Estimation of Algebraic Sets: Extending PCA Beyond Linearity

Abstract: An algebraic set is defined as the zero locus of a system of real polynomial equations. In this paper we address the problem of recovering an unknown algebraic set $\mathcal{A}$ from noisy observations of latent points lying on $\mathcal{A}$ -- a task that extends principal component analysis, which corresponds to the purely linear case. Our procedure consists of three steps: (i) constructing the {\it moment matrix} from the Vandermonde matrix associated with the data set and the degree of the fitted polynomials, (ii) debiasing this moment matrix to remove the noise-induced bias, (iii) extracting its kernel via an eigenvalue decomposition of the debiased moment matrix.

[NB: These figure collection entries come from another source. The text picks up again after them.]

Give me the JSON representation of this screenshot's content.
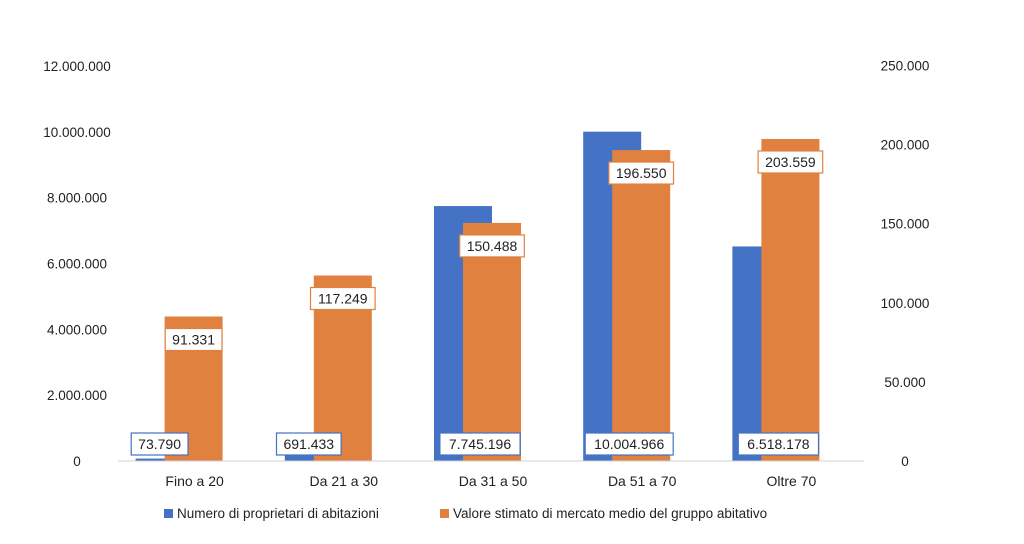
{
  "chart_data": {
    "type": "bar",
    "categories": [
      "Fino a 20",
      "Da 21 a 30",
      "Da 31 a 50",
      "Da 51 a 70",
      "Oltre 70"
    ],
    "series": [
      {
        "name": "Numero di proprietari di abitazioni",
        "axis": "left",
        "color": "#4472C4",
        "values": [
          73790,
          691433,
          7745196,
          10004966,
          6518178
        ],
        "labels": [
          "73.790",
          "691.433",
          "7.745.196",
          "10.004.966",
          "6.518.178"
        ]
      },
      {
        "name": "Valore stimato di mercato medio del gruppo abitativo",
        "axis": "right",
        "color": "#E0813F",
        "values": [
          91331,
          117249,
          150488,
          196550,
          203559
        ],
        "labels": [
          "91.331",
          "117.249",
          "150.488",
          "196.550",
          "203.559"
        ]
      }
    ],
    "y_left": {
      "lim": [
        0,
        12000000
      ],
      "ticks": [
        0,
        2000000,
        4000000,
        6000000,
        8000000,
        10000000,
        12000000
      ],
      "tick_labels": [
        "0",
        "2.000.000",
        "4.000.000",
        "6.000.000",
        "8.000.000",
        "10.000.000",
        "12.000.000"
      ]
    },
    "y_right": {
      "lim": [
        0,
        250000
      ],
      "ticks": [
        0,
        50000,
        100000,
        150000,
        200000,
        250000
      ],
      "tick_labels": [
        "0",
        "50.000",
        "100.000",
        "150.000",
        "200.000",
        "250.000"
      ]
    },
    "grid": false,
    "legend": "bottom"
  }
}
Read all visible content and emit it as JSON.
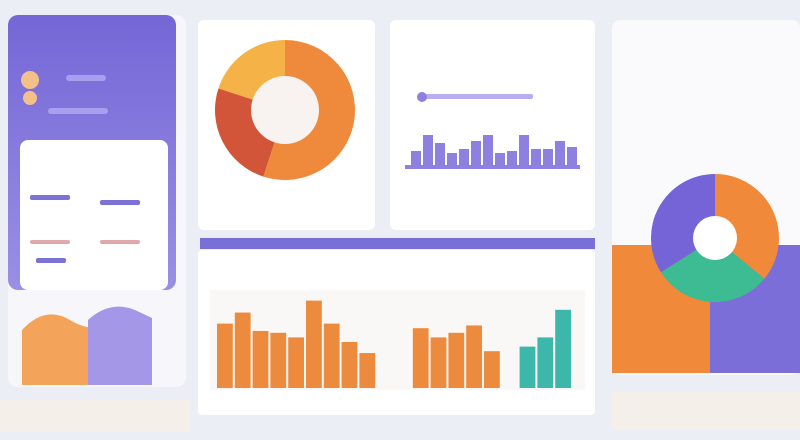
{
  "donut_main": {
    "segments": [
      {
        "color": "#ef8a3c",
        "value": 55
      },
      {
        "color": "#d2553a",
        "value": 25
      },
      {
        "color": "#f5b246",
        "value": 20
      }
    ]
  },
  "donut_side": {
    "segments": [
      {
        "color": "#f08a3a",
        "value": 36
      },
      {
        "color": "#3dbb92",
        "value": 30
      },
      {
        "color": "#7464d8",
        "value": 34
      }
    ]
  },
  "top_bars": {
    "ymax": 100,
    "series": [
      {
        "color": "#8d80e0",
        "values": [
          35,
          75,
          55,
          30,
          40,
          60,
          75,
          30,
          35,
          75,
          40,
          40,
          60,
          45
        ]
      }
    ]
  },
  "bottom_bars": {
    "ymax": 100,
    "series": [
      {
        "color": "#ec8a3e",
        "values": [
          70,
          82,
          62,
          60,
          55,
          95,
          70,
          50,
          38,
          0,
          0,
          65,
          55,
          60,
          68,
          40,
          0
        ]
      },
      {
        "color": "#3cb7aa",
        "values": [
          0,
          0,
          0,
          0,
          0,
          0,
          0,
          0,
          0,
          0,
          0,
          0,
          0,
          0,
          0,
          0,
          0,
          45,
          55,
          85
        ]
      }
    ]
  }
}
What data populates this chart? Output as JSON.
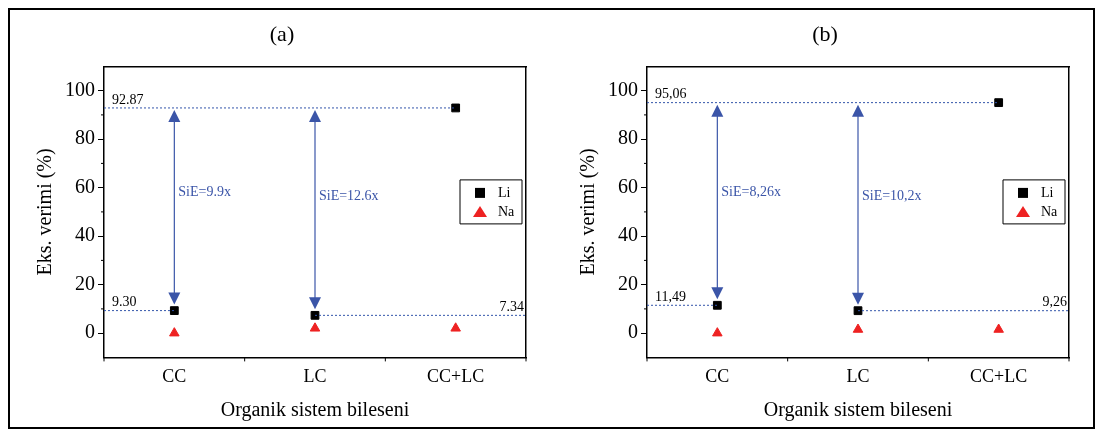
{
  "chart_data": [
    {
      "type": "scatter",
      "title": "(a)",
      "xlabel": "Organik sistem bileseni",
      "ylabel": "Eks. verimi (%)",
      "categories": [
        "CC",
        "LC",
        "CC+LC"
      ],
      "series": [
        {
          "name": "Li",
          "color": "#000000",
          "marker": "square",
          "values": [
            9.3,
            7.34,
            92.87
          ]
        },
        {
          "name": "Na",
          "color": "#ee2222",
          "marker": "triangle",
          "values": [
            0,
            2,
            2
          ]
        }
      ],
      "ylim": [
        -10,
        110
      ],
      "yticks": [
        0,
        20,
        40,
        60,
        80,
        100
      ],
      "legend": "right",
      "grid": false,
      "ref_lines": [
        {
          "axis": "y",
          "value": 92.87,
          "label": "92.87",
          "color": "#3355aa",
          "line_style": "dotted"
        },
        {
          "axis": "y",
          "value": 9.3,
          "label": "9.30",
          "color": "#3355aa",
          "line_style": "dotted"
        },
        {
          "axis": "y",
          "value": 7.34,
          "label": "7.34",
          "color": "#3355aa",
          "line_style": "dotted"
        }
      ],
      "annotations": [
        "SiE=9.9x",
        "SiE=12.6x"
      ]
    },
    {
      "type": "scatter",
      "title": "(b)",
      "xlabel": "Organik sistem bileseni",
      "ylabel": "Eks. verimi (%)",
      "categories": [
        "CC",
        "LC",
        "CC+LC"
      ],
      "series": [
        {
          "name": "Li",
          "color": "#000000",
          "marker": "square",
          "values": [
            11.49,
            9.26,
            95.06
          ]
        },
        {
          "name": "Na",
          "color": "#ee2222",
          "marker": "triangle",
          "values": [
            0,
            1.5,
            1.5
          ]
        }
      ],
      "ylim": [
        -10,
        110
      ],
      "yticks": [
        0,
        20,
        40,
        60,
        80,
        100
      ],
      "legend": "right",
      "grid": false,
      "ref_lines": [
        {
          "axis": "y",
          "value": 95.06,
          "label": "95,06",
          "color": "#3355aa",
          "line_style": "dotted"
        },
        {
          "axis": "y",
          "value": 11.49,
          "label": "11,49",
          "color": "#3355aa",
          "line_style": "dotted"
        },
        {
          "axis": "y",
          "value": 9.26,
          "label": "9,26",
          "color": "#3355aa",
          "line_style": "dotted"
        }
      ],
      "annotations": [
        "SiE=8,26x",
        "SiE=10,2x"
      ]
    }
  ]
}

These steps yield $n^{-1/2}$-consistent estimators of the coefficients of a set of generators for the ideal of polynomials vanishing on $\mathcal{A}$. To reconstruct $\mathcal{A}$ itself, we propose three complementary strategies: (a) compute the zero set of the fitted polynomials; (b) build a semi-algebraic approximation that encloses $\mathcal{A}$; (c) when structural prior information is available, project the estimated coefficients onto the corresponding constrained space. We prove (nearly) parametric asymptotic error bounds and show that each approach recovers $\mathcal{A}$ under mild regularity conditions.